Here, the log entry can be a record of information written to the security log. A single log entry can correspond to one or more ciphertext blocks. The security log (Journal) can record the write information of the data segments written to the hard disk for use in the event of a system crash (crash, which can include various states in which the system cannot operate normally, such as downtime, power outage, etc.) Data recovery. Specifically, the log entry is used to locate and protect the corresponding ciphertext data block in the event of a system crash, which may include, for example, updated cryptographic information about its corresponding hard disk (key, verification of the data block). Data MAC, etc.) and the written data block address HBA, etc. That is to say, the log entries generated for the ciphertext data block may include the data block address HBA, key, verification data MAC, etc. of the ciphertext data block. During the process of generating log entries, a log entry can be generated for a single ciphertext data block, or log entries can be generated for multiple ciphertext data blocks. This manual does not limit this.

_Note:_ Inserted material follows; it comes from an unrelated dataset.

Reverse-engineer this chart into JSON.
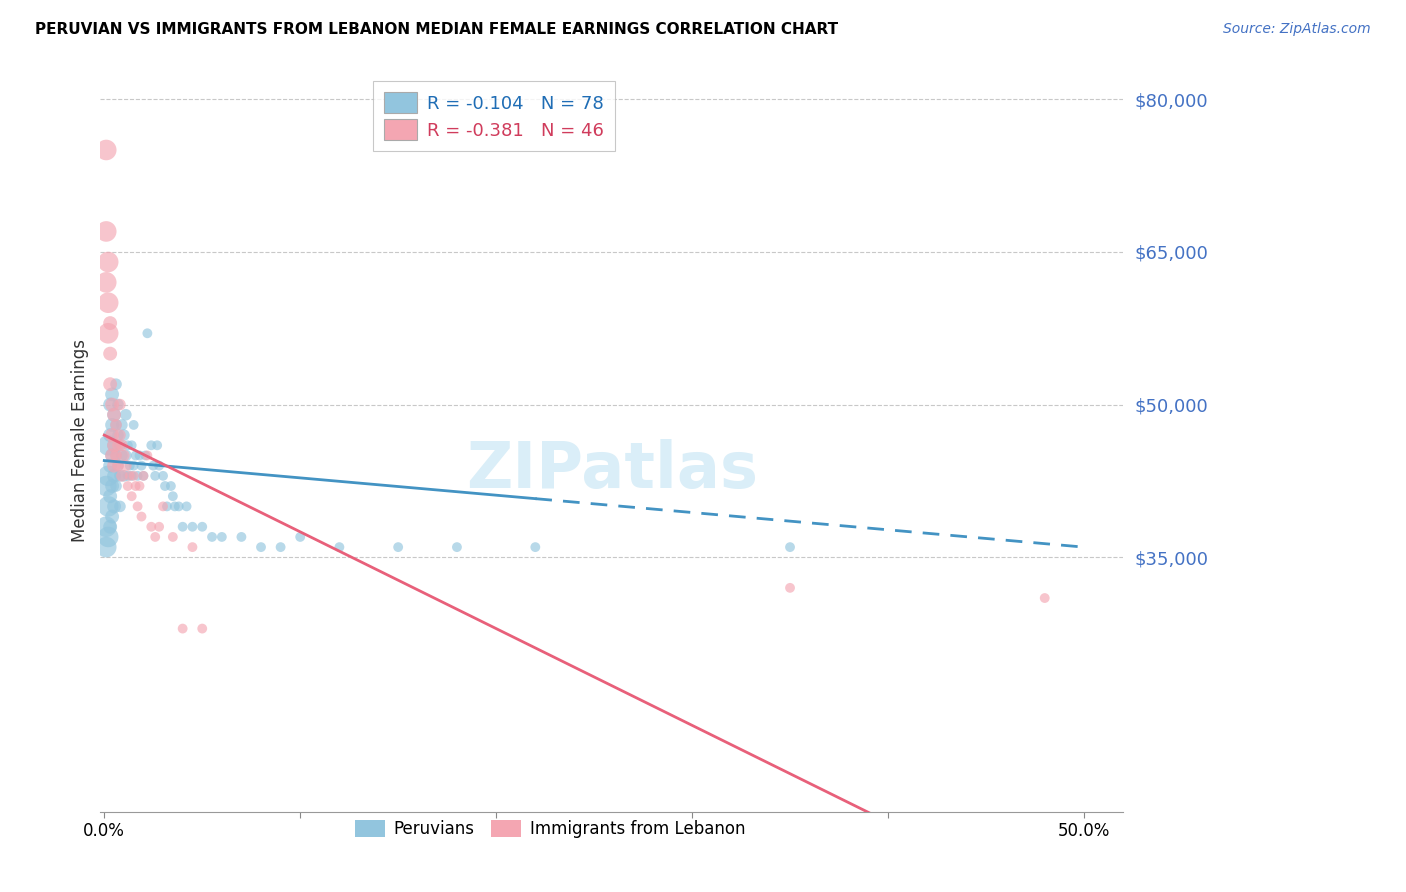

Next, in step 705, the above-mentioned several log entries are additionally written into the security log of the hard disk.

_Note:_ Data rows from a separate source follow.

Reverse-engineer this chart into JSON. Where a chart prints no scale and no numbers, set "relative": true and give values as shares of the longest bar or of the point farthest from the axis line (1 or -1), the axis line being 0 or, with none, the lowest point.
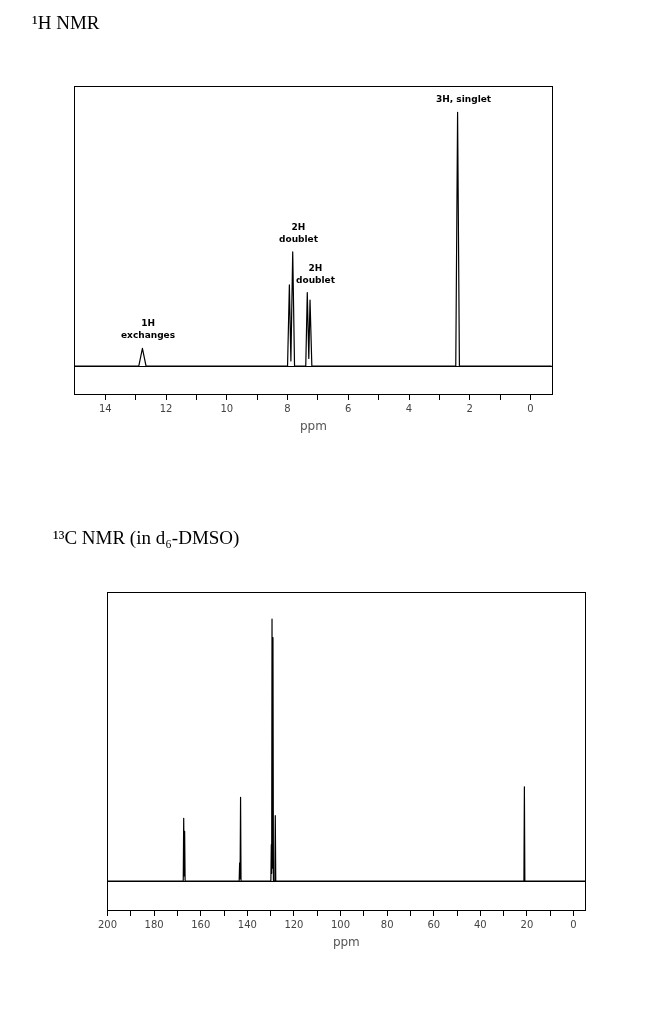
{
  "chart_data": [
    {
      "type": "line",
      "title": "¹H NMR",
      "xlabel": "ppm",
      "relative": true,
      "color": "#000000",
      "xlim": [
        15,
        -0.7
      ],
      "xticks": [
        14,
        12,
        10,
        8,
        6,
        4,
        2,
        0
      ],
      "x": [
        15,
        12.9,
        12.78,
        12.66,
        8.0,
        7.94,
        7.89,
        7.83,
        7.77,
        7.4,
        7.35,
        7.3,
        7.26,
        7.2,
        2.46,
        2.4,
        2.34,
        -0.7
      ],
      "values": [
        0,
        0,
        0.07,
        0,
        0,
        0.32,
        0.02,
        0.45,
        0,
        0,
        0.29,
        0.03,
        0.26,
        0,
        0,
        1.0,
        0,
        0
      ],
      "annotations": [
        {
          "text": "1H\nexchanges",
          "x": 12.78,
          "y": 0.07
        },
        {
          "text": "2H\ndoublet",
          "x": 7.83,
          "y": 0.45
        },
        {
          "text": "2H\ndoublet",
          "x": 7.26,
          "y": 0.29
        },
        {
          "text": "3H, singlet",
          "x": 2.4,
          "y": 1.0
        }
      ]
    },
    {
      "type": "line",
      "title": "¹³C NMR (in d₆-DMSO)",
      "xlabel": "ppm",
      "relative": true,
      "color": "#000000",
      "xlim": [
        200,
        -5
      ],
      "xticks": [
        200,
        180,
        160,
        140,
        120,
        100,
        80,
        60,
        40,
        20,
        0
      ],
      "x": [
        200,
        167.5,
        167.3,
        167.1,
        166.9,
        166.7,
        143.5,
        143.3,
        143.1,
        142.9,
        142.7,
        129.9,
        129.7,
        129.55,
        129.4,
        129.2,
        129.0,
        128.8,
        128.2,
        128.0,
        127.8,
        21.3,
        21.1,
        20.9,
        -5
      ],
      "values": [
        0,
        0,
        0.24,
        0.02,
        0.19,
        0,
        0,
        0.07,
        0.01,
        0.32,
        0,
        0,
        0.14,
        0.03,
        1.0,
        0.05,
        0.93,
        0,
        0,
        0.25,
        0,
        0,
        0.36,
        0,
        0
      ]
    }
  ]
}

Log entries can also record disk update data in an append-write manner. Because log entries in the Security Journal can include encrypted information about their corresponding updates on the hard drive, the confidentiality, integrity, and freshness of updates are guaranteed. freshness.

In an alternative implementation, log entries may be stored in blocks (e.g., a block is 4KB), e.g., called log blocks. According to some embodiments, log blocks may be persisted on the hard disk as a chained sequence of blocks protected by authenticated cryptography. Specifically, the authentication code MAC of a single log block is embedded in the subsequent log block, thereby ensuring that the individual blocks in the log record are associated in the order in which they are stored. In this way, the possibility of being misled by attackers forging false operation history can be eliminated.

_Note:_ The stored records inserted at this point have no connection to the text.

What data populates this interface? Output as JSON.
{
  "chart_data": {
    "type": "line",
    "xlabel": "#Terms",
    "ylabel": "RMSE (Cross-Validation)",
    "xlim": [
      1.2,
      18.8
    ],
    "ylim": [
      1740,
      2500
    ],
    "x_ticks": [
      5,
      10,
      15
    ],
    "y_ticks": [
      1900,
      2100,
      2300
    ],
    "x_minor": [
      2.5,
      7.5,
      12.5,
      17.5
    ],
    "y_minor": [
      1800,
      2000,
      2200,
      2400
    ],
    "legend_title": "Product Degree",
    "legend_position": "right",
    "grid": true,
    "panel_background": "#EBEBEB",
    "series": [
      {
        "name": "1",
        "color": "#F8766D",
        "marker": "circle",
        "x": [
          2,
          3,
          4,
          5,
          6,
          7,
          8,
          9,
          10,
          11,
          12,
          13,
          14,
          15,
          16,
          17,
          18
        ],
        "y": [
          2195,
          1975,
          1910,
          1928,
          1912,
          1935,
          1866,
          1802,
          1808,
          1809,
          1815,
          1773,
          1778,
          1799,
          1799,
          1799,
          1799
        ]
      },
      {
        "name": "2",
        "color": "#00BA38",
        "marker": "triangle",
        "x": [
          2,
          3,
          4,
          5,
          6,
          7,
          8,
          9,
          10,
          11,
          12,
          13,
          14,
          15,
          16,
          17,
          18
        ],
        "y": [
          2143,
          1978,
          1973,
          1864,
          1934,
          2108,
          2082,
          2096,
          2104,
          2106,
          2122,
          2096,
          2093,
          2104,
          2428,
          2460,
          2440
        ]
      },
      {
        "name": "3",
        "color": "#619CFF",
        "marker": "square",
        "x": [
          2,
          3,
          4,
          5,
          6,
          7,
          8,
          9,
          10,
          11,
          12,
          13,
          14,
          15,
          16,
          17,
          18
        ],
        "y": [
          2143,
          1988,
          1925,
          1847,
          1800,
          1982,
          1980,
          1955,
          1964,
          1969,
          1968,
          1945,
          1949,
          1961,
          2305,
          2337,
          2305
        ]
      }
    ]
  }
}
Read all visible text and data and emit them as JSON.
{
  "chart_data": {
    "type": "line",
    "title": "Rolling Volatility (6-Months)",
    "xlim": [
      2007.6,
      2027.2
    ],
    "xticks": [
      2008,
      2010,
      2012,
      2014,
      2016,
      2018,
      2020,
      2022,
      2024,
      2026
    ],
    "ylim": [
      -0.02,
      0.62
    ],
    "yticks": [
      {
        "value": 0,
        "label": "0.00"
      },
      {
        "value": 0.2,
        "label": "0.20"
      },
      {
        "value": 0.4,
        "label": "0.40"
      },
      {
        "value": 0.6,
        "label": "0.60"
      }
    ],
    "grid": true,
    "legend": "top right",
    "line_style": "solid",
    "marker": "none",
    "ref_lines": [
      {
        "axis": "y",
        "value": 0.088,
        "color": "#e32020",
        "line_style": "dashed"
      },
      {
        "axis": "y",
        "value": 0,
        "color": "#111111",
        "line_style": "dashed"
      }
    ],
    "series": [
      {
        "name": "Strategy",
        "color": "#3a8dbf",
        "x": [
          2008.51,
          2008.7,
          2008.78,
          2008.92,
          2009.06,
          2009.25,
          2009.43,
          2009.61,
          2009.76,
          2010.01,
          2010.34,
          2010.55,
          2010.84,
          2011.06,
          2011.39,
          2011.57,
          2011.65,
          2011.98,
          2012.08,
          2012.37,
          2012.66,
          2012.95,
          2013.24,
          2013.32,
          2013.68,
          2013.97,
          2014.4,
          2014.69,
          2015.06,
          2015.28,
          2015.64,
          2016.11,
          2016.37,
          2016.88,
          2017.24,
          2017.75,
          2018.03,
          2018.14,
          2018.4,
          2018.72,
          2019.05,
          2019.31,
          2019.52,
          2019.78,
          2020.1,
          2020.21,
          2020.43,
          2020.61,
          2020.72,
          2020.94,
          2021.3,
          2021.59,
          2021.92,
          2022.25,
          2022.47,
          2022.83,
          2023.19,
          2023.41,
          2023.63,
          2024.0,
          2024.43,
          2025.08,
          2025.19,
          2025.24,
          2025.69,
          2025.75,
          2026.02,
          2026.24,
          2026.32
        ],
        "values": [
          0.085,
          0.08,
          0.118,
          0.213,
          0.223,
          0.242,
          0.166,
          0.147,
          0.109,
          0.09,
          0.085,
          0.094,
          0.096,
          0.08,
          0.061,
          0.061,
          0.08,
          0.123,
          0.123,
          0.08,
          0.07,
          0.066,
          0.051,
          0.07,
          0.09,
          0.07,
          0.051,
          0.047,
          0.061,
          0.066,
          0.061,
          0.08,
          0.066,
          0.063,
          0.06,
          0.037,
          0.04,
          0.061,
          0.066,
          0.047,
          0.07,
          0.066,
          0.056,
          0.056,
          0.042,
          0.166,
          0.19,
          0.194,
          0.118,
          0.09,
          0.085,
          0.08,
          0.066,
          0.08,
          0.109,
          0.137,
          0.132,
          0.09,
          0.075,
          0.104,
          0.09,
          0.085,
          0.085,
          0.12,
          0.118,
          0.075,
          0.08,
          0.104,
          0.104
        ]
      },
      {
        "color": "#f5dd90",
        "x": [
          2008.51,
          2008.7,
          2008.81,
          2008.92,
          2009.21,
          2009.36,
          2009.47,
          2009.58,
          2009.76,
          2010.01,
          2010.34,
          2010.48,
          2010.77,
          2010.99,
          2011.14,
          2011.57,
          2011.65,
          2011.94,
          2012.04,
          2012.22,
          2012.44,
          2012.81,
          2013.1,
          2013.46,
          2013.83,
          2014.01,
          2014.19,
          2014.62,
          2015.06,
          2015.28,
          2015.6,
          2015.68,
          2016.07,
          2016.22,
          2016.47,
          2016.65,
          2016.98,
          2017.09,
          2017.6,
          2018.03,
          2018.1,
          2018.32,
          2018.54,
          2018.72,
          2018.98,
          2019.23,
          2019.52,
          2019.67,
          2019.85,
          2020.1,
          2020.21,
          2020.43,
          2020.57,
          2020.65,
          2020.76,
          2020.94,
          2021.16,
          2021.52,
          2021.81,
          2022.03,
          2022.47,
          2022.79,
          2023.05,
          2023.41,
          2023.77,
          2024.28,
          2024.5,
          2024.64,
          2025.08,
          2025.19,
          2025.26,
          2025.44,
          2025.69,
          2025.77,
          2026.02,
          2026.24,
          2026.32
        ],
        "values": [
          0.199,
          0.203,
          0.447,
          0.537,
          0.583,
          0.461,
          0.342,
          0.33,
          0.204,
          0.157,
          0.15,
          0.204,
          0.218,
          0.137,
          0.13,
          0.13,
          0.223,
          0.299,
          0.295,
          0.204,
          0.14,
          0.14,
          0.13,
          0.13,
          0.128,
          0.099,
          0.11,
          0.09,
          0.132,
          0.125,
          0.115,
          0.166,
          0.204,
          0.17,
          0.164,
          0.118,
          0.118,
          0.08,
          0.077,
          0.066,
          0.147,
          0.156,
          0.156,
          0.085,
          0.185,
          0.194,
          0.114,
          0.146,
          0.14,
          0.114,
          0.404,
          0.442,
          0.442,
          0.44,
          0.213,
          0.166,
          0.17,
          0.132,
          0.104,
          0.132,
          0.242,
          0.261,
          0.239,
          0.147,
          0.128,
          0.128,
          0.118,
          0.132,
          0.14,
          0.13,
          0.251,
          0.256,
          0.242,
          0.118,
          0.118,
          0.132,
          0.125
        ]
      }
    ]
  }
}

According to one embodiment, a single log block can have two MAC copies. The first copy is stored on the hard disk in clear text along with encrypted log blocks. In order to improve I/O efficiency, the size of the log block can be set smaller than the size of the regular block (such as the 4KB ordinary data block mentioned above), so that the log block and its MAC can be accommodated in the same regular block. The second copy of a log block's MAC can be stored by its next log block, as in the chain storage described previously. This scheme can verify the integrity of each log block and, more importantly, the integrity of the entire secure log.

According to a possible design, on the basis of the above log records, the security log can also be set through the checkpointing pack to cooperate with recovery and submission to achieve data consistency and atomicity. Among them, the checkpoint package is to reclaim the hard disk space in the log area and speed up the recovery process. It regularly converts the log records into a more compact format, that is, checkpointing, thus saving more space. For example, the checkpoint package (emphasis added) may include a timestamp, the head and tail positions of the security log, and may store the BIT's metadata (e.g., block index table category BITC, etc.). To ensure crash consistency, two checkpoint packages can be kept on the hard disk, both in the checkpoint area, so that at least one of them is valid. After you save the checkpoint package on the hard disk, you can write a checkpoint package record in the security log that references the new checkpoint package.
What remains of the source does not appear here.